There are two plays meshed together in Richard Nelson's That Hopey Changey Thing, a presentation of the Public Theater's LAB series. The first is a funny, rather touching meditation on family and memory. The second is about politics.

Hopey Changey, a title derived from a Sarah Palin quote, is set between the hours of 7 and 9 p.m. on November 2, 2010, in Rhinebeck, New York. For those of us who saw the play on this day and between those hours, it was very meta. I suppose that the meta quality won't mean anything to anyone who sees it on November 4, and lines like the opening "Fuck you Andrew Cuomo!" will suddenly seem old. For the record, Nelson, who also directed, addresses this in his program notes, admitting that the play will soon become out of date.

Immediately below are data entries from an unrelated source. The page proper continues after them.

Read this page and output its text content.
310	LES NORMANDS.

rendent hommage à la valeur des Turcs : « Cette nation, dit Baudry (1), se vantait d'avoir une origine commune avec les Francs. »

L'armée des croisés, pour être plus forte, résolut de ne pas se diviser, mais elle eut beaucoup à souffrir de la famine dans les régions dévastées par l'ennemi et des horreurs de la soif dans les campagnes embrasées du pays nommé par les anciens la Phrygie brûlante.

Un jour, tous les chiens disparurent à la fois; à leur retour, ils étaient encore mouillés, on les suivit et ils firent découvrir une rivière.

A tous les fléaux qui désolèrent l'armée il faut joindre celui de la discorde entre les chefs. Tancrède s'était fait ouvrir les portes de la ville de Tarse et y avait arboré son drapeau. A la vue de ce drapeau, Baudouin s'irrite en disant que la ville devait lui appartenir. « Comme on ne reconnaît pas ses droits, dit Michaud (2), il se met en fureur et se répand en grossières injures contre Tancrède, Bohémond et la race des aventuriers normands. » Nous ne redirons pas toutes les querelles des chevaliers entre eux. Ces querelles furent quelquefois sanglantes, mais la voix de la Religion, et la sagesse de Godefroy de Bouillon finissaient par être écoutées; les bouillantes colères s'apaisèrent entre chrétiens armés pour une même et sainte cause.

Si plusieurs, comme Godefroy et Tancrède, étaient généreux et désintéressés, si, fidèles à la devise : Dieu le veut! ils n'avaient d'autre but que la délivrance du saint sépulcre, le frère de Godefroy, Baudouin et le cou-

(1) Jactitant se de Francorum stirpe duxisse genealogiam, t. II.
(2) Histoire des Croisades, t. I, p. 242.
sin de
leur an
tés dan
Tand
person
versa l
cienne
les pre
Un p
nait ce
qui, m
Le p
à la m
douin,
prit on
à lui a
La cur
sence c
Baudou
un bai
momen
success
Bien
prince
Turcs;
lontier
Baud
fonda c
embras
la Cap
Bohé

We are gathered in the dining room of the highly political Apple family. Uncle Benjamin (Jon DeVries), a retired actor with amnesia after a heart attack, has recently had to put his dog down. The ceremonial "bringing him a new one" is the perfect time for a family sit-down. And it happens to be Election Night. Uncle Benjamin essentially raised the family members that have rallied to support him, his nieces Barbara (Maryann Plunkett), Marian (Laila Robins), and Jane (J. Smith-Cameron), and his nephew, Richard (Jay O. Sanders), a lawyer in the State Attorney General's office. There's also a non-relative, Jane's actor boyfriend, Tim (Shuler Hensley).

Were this just a play about family, how they collectively reminisce about their childhood trips, their upbringing, why their father left them, as they try to jog their uncle's memory, it would have been far more enjoyable. Nelson's dialogue is very charming (though none of it sounds particularly natural) and the acting is meticulous. DeVries, Plunkett, Robins, Smith-Cameron, and Sanders are very believable as a family, and Hensley, the outsider, seems to fit right in.

But then they start discussing politics. The nice little family play comes to a grinding halt for a very large chunk in favor of discussions that include, but aren't limited to "Did the world pick on Sarah Palin from the moment John McCain chose her to be his running mate?," "Is Barack Obama an effective president?," "Did Michael Bloomberg buy that extra term?"

You could almost hear Nelson ticking each one off the list. It's not about whether you agree or disagree, though Richard, an erstwhile Republican, raises some thought-provoking points that will no doubt make the more liberal audience members seethe. It's that nothing new is added to the world's dialogue. The characters are just repeating things that have been said ad nauseum since Palin was chosen as McCain's running mate, since Obama won election, and since Bloomberg won the third term.

It's hard not to wish that Nelson chose solely to focus on the family's story. There's a great twist that is quasi-answered with a reading from, of all things, The Cherry Orchard (Uncle Benjamin was in a production before his heart attack). That Hopey Changey Thing could have been a lot more interesting.